Jimmy Aldaoud, 41, spent nearly his entire life in the US but was swept up in President Donald Trump's immigration enforcement orders.
Since news of his death came to light, a video has emerged on the Facebook page of a humanitarian activist in Iraq of a dishevelled-looking Mr Aldaoud on the streets of Baghdad.
Immigration attorney Edward Bajoka, who said he was close to Aldaoud's family, wrote on Facebook that he died because he was unable to treat his diabetes. "Your blood is on the hands of ICE and this administration". Bajoka said Aldaoud had never been to Iraq and didn't speak Arabic.
His lawyer though said severe mental issues led to his trouble with the law.
"This never should have happened, and no one should be sent to a country where they are going to be persecuted for their faith", Moolenaar said in a statement.
"And I don't understand the language, anything". I'm sleeping in the street. "He's diabetic, and they deported him with no insulin, no medication". I've been throwing up, throwing up, sleeping in the streets, trying to find something to eat. "I've got nothing over here".
Jimmy Aldaoud, 41, held Iraqi citizenship through his father, but was born in a refugee camp in Greece and his family travelled to the U.S. legally as refugees when he was six months old in 1979.

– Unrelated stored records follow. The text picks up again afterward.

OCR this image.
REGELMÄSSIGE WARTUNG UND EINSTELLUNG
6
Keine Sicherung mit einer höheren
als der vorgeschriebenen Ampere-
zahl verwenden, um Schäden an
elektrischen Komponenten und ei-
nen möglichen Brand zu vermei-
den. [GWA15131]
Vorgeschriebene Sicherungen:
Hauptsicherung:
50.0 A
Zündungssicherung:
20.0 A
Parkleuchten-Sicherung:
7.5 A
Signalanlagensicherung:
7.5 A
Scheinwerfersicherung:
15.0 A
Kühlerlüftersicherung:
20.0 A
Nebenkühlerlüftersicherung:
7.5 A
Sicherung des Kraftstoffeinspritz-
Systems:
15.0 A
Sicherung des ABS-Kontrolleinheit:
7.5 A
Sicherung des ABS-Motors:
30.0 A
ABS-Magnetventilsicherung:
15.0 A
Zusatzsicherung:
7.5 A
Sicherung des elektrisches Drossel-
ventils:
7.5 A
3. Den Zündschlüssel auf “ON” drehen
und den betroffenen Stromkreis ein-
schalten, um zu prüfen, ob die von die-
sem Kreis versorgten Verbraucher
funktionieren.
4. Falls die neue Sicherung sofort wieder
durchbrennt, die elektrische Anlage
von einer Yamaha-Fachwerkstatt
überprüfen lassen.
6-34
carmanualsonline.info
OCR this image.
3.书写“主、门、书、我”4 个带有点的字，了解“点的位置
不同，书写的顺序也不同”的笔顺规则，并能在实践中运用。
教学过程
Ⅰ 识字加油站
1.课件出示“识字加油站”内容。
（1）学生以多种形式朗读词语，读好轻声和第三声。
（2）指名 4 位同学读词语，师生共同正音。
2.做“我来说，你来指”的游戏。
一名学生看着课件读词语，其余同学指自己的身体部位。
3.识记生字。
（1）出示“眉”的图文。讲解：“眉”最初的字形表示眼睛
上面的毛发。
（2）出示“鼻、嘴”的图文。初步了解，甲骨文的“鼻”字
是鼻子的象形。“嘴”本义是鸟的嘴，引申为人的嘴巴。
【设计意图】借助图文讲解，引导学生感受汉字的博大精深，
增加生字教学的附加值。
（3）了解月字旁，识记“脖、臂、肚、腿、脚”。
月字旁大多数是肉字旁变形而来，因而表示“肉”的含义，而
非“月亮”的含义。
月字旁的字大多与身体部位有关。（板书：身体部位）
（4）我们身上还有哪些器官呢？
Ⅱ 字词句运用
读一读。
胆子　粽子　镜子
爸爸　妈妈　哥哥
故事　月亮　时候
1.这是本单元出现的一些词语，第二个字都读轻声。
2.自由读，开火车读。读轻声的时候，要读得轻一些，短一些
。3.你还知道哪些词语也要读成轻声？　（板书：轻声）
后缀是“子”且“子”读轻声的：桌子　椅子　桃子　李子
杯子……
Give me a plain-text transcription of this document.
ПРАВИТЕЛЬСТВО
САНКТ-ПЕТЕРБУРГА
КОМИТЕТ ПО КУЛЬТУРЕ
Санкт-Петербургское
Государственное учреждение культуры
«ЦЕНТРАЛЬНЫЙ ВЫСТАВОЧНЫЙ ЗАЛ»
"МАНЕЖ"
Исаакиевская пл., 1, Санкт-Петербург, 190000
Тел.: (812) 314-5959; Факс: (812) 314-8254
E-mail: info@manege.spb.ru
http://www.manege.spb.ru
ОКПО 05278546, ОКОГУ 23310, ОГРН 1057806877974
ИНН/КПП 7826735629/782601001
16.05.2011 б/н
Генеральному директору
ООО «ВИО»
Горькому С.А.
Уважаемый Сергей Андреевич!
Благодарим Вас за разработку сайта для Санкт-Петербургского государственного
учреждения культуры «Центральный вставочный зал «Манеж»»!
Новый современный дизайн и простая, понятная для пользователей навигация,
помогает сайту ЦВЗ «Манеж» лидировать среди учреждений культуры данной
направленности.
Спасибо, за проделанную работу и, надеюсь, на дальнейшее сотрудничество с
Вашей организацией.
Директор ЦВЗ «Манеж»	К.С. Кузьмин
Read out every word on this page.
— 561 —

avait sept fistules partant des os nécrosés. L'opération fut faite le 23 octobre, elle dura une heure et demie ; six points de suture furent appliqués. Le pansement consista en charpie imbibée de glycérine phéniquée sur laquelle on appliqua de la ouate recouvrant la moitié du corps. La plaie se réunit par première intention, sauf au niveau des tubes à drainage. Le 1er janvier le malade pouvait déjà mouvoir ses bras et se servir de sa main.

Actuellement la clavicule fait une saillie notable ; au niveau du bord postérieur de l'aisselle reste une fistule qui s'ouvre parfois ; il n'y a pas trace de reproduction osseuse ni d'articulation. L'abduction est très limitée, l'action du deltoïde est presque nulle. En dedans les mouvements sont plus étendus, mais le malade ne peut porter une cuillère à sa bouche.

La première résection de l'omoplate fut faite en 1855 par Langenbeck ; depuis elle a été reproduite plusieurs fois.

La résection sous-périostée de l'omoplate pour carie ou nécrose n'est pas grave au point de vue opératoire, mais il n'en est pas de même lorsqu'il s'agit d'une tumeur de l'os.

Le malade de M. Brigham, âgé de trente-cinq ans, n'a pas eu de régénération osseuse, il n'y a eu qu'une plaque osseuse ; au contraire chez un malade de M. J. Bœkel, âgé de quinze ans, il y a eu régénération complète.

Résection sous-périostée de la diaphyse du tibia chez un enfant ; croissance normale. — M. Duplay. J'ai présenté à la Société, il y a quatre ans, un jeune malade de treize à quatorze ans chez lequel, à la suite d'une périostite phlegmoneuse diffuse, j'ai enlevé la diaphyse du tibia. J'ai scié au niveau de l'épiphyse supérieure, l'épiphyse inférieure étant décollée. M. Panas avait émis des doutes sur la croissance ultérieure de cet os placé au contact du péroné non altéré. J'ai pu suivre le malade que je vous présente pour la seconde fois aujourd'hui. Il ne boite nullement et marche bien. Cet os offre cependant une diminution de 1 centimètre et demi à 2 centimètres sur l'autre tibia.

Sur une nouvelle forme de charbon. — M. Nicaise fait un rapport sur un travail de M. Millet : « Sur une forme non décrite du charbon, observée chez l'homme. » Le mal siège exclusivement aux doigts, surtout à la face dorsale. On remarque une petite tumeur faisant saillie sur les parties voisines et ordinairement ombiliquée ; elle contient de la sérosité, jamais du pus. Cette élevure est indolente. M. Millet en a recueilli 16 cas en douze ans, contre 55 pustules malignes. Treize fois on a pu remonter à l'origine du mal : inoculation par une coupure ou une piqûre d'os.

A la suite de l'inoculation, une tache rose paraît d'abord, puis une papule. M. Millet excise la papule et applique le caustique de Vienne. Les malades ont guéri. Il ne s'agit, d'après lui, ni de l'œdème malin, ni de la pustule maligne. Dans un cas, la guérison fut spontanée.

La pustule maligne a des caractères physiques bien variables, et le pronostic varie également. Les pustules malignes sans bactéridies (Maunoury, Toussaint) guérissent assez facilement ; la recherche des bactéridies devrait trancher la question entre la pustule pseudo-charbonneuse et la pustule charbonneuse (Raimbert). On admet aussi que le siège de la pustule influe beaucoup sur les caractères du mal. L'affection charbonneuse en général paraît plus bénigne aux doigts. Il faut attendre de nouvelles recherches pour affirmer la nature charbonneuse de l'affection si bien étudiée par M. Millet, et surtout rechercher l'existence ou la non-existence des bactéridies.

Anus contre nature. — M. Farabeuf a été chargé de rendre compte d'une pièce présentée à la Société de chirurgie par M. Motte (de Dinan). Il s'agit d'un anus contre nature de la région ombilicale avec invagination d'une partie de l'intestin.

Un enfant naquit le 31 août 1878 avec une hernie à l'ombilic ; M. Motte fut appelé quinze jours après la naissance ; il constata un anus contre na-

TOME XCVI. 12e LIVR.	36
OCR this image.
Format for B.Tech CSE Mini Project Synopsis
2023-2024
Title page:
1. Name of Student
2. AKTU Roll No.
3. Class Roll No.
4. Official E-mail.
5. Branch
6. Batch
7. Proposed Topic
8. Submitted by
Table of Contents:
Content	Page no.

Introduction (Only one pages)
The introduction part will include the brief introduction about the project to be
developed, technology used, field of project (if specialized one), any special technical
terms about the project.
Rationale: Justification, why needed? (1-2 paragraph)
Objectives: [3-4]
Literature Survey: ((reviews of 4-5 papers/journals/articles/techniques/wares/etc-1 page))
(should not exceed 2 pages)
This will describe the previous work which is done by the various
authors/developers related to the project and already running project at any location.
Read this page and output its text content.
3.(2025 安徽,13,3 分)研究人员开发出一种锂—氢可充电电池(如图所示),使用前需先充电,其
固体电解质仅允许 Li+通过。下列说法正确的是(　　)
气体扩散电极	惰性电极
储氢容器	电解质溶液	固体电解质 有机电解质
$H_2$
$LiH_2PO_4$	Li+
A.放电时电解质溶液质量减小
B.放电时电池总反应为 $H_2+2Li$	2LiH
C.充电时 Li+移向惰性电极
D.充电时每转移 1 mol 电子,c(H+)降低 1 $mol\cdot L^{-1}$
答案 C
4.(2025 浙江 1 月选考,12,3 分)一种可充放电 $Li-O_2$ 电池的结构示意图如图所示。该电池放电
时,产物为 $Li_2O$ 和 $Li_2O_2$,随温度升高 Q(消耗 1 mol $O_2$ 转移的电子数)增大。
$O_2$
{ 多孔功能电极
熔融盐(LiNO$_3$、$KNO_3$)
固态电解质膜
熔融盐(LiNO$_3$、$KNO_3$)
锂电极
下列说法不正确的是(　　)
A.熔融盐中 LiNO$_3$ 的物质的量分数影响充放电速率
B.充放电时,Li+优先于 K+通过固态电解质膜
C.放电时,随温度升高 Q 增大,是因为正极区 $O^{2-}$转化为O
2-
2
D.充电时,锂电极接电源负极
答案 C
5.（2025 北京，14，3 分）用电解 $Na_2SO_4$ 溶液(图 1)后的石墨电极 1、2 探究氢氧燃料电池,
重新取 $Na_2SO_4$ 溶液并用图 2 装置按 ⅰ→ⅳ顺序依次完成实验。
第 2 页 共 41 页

Al-Daoud's roughly 20 convictions over two decades include assault, domestic violence, home invasion and disorderly conduct, ICE officials said. Because he wasn't a USA citizen, those criminal convictions made him eligible for deportation. They had been allowed to stay in the US for years because Iraq wouldn't accept them, until recently. The family moved to Detroit when he was just six months old.
Aldaoud was included in the 2017 sweep but later released when the ACLU sued on his behalf and a judge granted an injunction. Now, per Jimmy's family's wishes, he can receive a proper Catholic funeral and be buried next to his mother in MI, the only home he has ever known.
"Jimmy's deportation was a death sentence", Levin said.
But Mr Levin said that was no justification for deporting him.
"Now, someone has died".
Members of the Chaldean community, organizations and elected officials have been fighing to prevent the deportation of Iraqi nationals. They also said Aldaoud was given enough "medicine to ensure continuity of care" when he was deported.
Mr Levin said authorities in the country had so far been reluctant to release the body without "extensive documentation" from his family in the US.
His congressman, Democrat Andy Levin, told the network: "Jimmy died tragically of a diabetic crisis". Levin says the Chaldean Community Foundation will cover the costs of repatriating Al-Daoud's body. As many as 1,400 Iraqis were at risk of deportation after the action.
"I'm glad that my office could give Jimmy's family this small sense of solace, but to honor his memory, we still must do everything we can to prevent another death by deportation". We knew he would not survive if deported. "What we don't know is how many more people [US Immigration and Customs Enforcement] will send to their deaths".